The Australia Institute has stated that the Beetaloo Sub-basin pilot stage alone could produce 7 million tonnes of greenhouse gas emissions per year. This analysis highlights that the gas industry in the Beetaloo Basin is unlikely to develop without substantial public subsidies. It also raises concerns about the implementation of recommendations from the Pepper Inquiry, particularly regarding the provision of independent information to Aboriginal communities.

In regards to the proposed Tamboran NT LNG Facility LNG facility associated with the Beetaloo Basin could result in emissions equivalent to those of multiple coal-fired power stations, posing significant challenges to Australia's climate commitments. In terms of the Economic Impacts of Gas Development in the Northern Territory, the net employment impact of the Beetaloo Basin project across Australia would be negligible, as job gains in the gas industry could be offset by losses in other sectors.

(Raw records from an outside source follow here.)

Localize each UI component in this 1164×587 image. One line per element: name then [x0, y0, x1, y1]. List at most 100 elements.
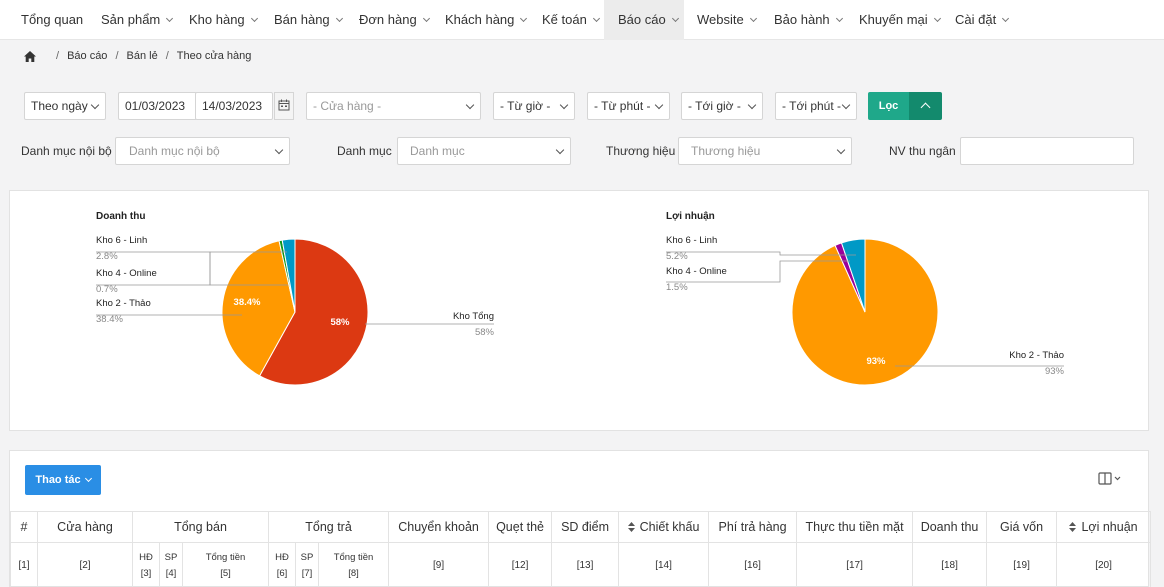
sub-total-label: Tổng tiền [205, 551, 246, 563]
col-index-7: [7] [301, 567, 313, 579]
col-index-13: [13] [551, 542, 620, 587]
category-placeholder: Danh mục [410, 144, 465, 158]
slice-percent-label: 58% [475, 327, 495, 338]
subheader-sales-total: Tổng tiền [5] [181, 542, 270, 587]
sub-total-label: Tổng tiền [333, 551, 374, 563]
chevron-down-icon [422, 14, 430, 23]
col-header-card: Quẹt thẻ [488, 511, 553, 543]
chevron-down-icon [835, 14, 843, 23]
date-from-input[interactable]: 01/03/2023 [118, 92, 197, 120]
subheader-sales-products: SP [4] [159, 542, 183, 587]
nav-item-5[interactable]: Khách hàng [445, 0, 528, 40]
store-select[interactable]: - Cửa hàng - [306, 92, 481, 120]
chevron-down-icon [520, 14, 528, 23]
brand-placeholder: Thương hiệu [691, 144, 761, 158]
nav-item-label: Khách hàng [445, 12, 515, 27]
col-header-total-returns: Tổng trả [268, 511, 390, 543]
col-index-19: [19] [986, 542, 1058, 587]
slice-percent-label: 1.5% [666, 282, 688, 293]
col-header-index: # [10, 511, 38, 543]
filter-button[interactable]: Lọc [868, 92, 909, 120]
collapse-filters-button[interactable] [909, 92, 942, 120]
period-select[interactable]: Theo ngày [24, 92, 106, 120]
nav-item-7[interactable]: Báo cáo [604, 0, 684, 40]
pie-slice[interactable] [281, 238, 296, 313]
slice-label: Kho 4 - Online [666, 266, 727, 277]
col-index-5: [5] [220, 567, 231, 579]
nav-item-9[interactable]: Bảo hành [774, 0, 843, 40]
to-minute-select[interactable]: - Tới phút - [775, 92, 857, 120]
sub-sp-label: SP [300, 551, 314, 563]
home-icon[interactable] [24, 50, 36, 62]
category-select[interactable]: Danh mục [397, 137, 571, 165]
nav-item-label: Đơn hàng [359, 12, 417, 27]
nav-item-10[interactable]: Khuyến mại [859, 0, 941, 40]
nav-item-8[interactable]: Website [697, 0, 757, 40]
cashier-input[interactable] [960, 137, 1134, 165]
col-header-discount[interactable]: Chiết khấu [618, 511, 710, 543]
slice-label: Kho 2 - Thảo [1009, 350, 1064, 361]
chevron-down-icon [166, 14, 174, 23]
chevron-down-icon [84, 474, 92, 483]
to-hour-select[interactable]: - Tới giờ - [681, 92, 763, 120]
table-header-row: # Cửa hàng Tổng bán Tổng trả Chuyển khoả… [10, 511, 1152, 543]
calendar-button[interactable] [274, 92, 294, 120]
slice-label: Kho Tổng [453, 311, 494, 322]
subheader-returns-total: Tổng tiền [8] [318, 542, 390, 587]
col-index-4: [4] [165, 567, 177, 579]
nav-item-1[interactable]: Sản phẩm [101, 0, 174, 40]
slice-label: Kho 6 - Linh [666, 235, 717, 246]
nav-item-2[interactable]: Kho hàng [189, 0, 258, 40]
nav-item-4[interactable]: Đơn hàng [359, 0, 430, 40]
col-index-2: [2] [37, 542, 133, 587]
period-value: Theo ngày [31, 99, 88, 113]
chevron-down-icon [592, 14, 600, 23]
col-index-9: [9] [388, 542, 490, 587]
table-subheader-row: [1] [2] HĐ [3] SP [4] Tổng tiền [5] HĐ [6] S… [10, 542, 1152, 587]
nav-item-11[interactable]: Cài đặt [955, 0, 1010, 40]
breadcrumb-item-reports[interactable]: Báo cáo [67, 50, 108, 62]
date-to-input[interactable]: 14/03/2023 [195, 92, 273, 120]
actions-button[interactable]: Thao tác [25, 465, 101, 495]
pie-slice[interactable] [221, 240, 296, 377]
col-index-1: [1] [10, 542, 38, 587]
from-hour-select[interactable]: - Từ giờ - [493, 92, 575, 120]
chevron-down-icon [933, 14, 941, 23]
profit-chart-title: Lợi nhuận [666, 211, 715, 222]
breadcrumb-item-retail[interactable]: Bán lẻ [126, 50, 158, 62]
slice-percent-label: 5.2% [666, 251, 688, 262]
date-to-value: 14/03/2023 [202, 99, 263, 113]
nav-item-label: Báo cáo [618, 12, 666, 27]
pie-slice[interactable] [258, 238, 369, 386]
pie-slice[interactable] [840, 238, 866, 313]
col-index-6: [6] [276, 567, 288, 579]
columns-icon [1098, 472, 1121, 485]
cashier-label: NV thu ngân [889, 144, 956, 158]
col-header-total-sales: Tổng bán [131, 511, 270, 543]
nav-item-3[interactable]: Bán hàng [274, 0, 343, 40]
slice-label: Kho 6 - Linh [96, 235, 147, 246]
callout-line [666, 260, 850, 283]
subheader-sales-invoices: HĐ [3] [132, 542, 160, 587]
col-index-17: [17] [796, 542, 914, 587]
nav-item-label: Bán hàng [274, 12, 330, 27]
sub-hd-label: HĐ [275, 551, 289, 563]
col-header-transfer: Chuyển khoản [388, 511, 490, 543]
slice-label: Kho 2 - Thảo [96, 298, 151, 309]
col-header-profit[interactable]: Lợi nhuận [1056, 511, 1152, 543]
date-from-value: 01/03/2023 [125, 99, 186, 113]
internal-category-select[interactable]: Danh mục nội bộ [115, 137, 290, 165]
nav-item-label: Kế toán [542, 12, 587, 27]
sort-icon [627, 521, 635, 532]
breadcrumb: / Báo cáo / Bán lẻ / Theo cửa hàng [24, 50, 251, 62]
nav-item-label: Kho hàng [189, 12, 245, 27]
column-toggle-button[interactable] [1098, 471, 1126, 487]
nav-item-label: Website [697, 12, 744, 27]
from-minute-select[interactable]: - Từ phút - [587, 92, 670, 120]
brand-select[interactable]: Thương hiệu [678, 137, 852, 165]
nav-item-0[interactable]: Tổng quan [21, 0, 83, 40]
top-navigation: Tổng quan Sản phẩm Kho hàng Bán hàng Đơn hàn… [0, 0, 1164, 40]
col-index-20: [20] [1056, 542, 1152, 587]
nav-item-6[interactable]: Kế toán [542, 0, 600, 40]
col-index-12: [12] [488, 542, 553, 587]
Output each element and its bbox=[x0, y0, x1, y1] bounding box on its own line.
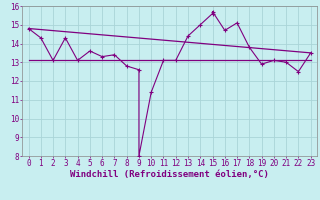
X-axis label: Windchill (Refroidissement éolien,°C): Windchill (Refroidissement éolien,°C) bbox=[70, 170, 269, 179]
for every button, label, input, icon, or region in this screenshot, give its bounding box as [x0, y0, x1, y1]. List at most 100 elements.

=== Back Beetaloo campaign ===
"Back Beetaloo" is a campaign movement established online in early September 2021. The campaign's aim is to "Tell the Federal and Territory Governments to unlock the Beetaloo Basin to benefit all Australians." The website domain for Back Beetaloo was registered by Nick Palmer and his company Campaign Digital from Cherrybrook in Sydney's north-west. The website has since been accused of astroturfing. It was reported that the group was reprimanded by the AEC for not providing official authorisation on its political advertising in accordance with Commonwealth Electoral Act 1918.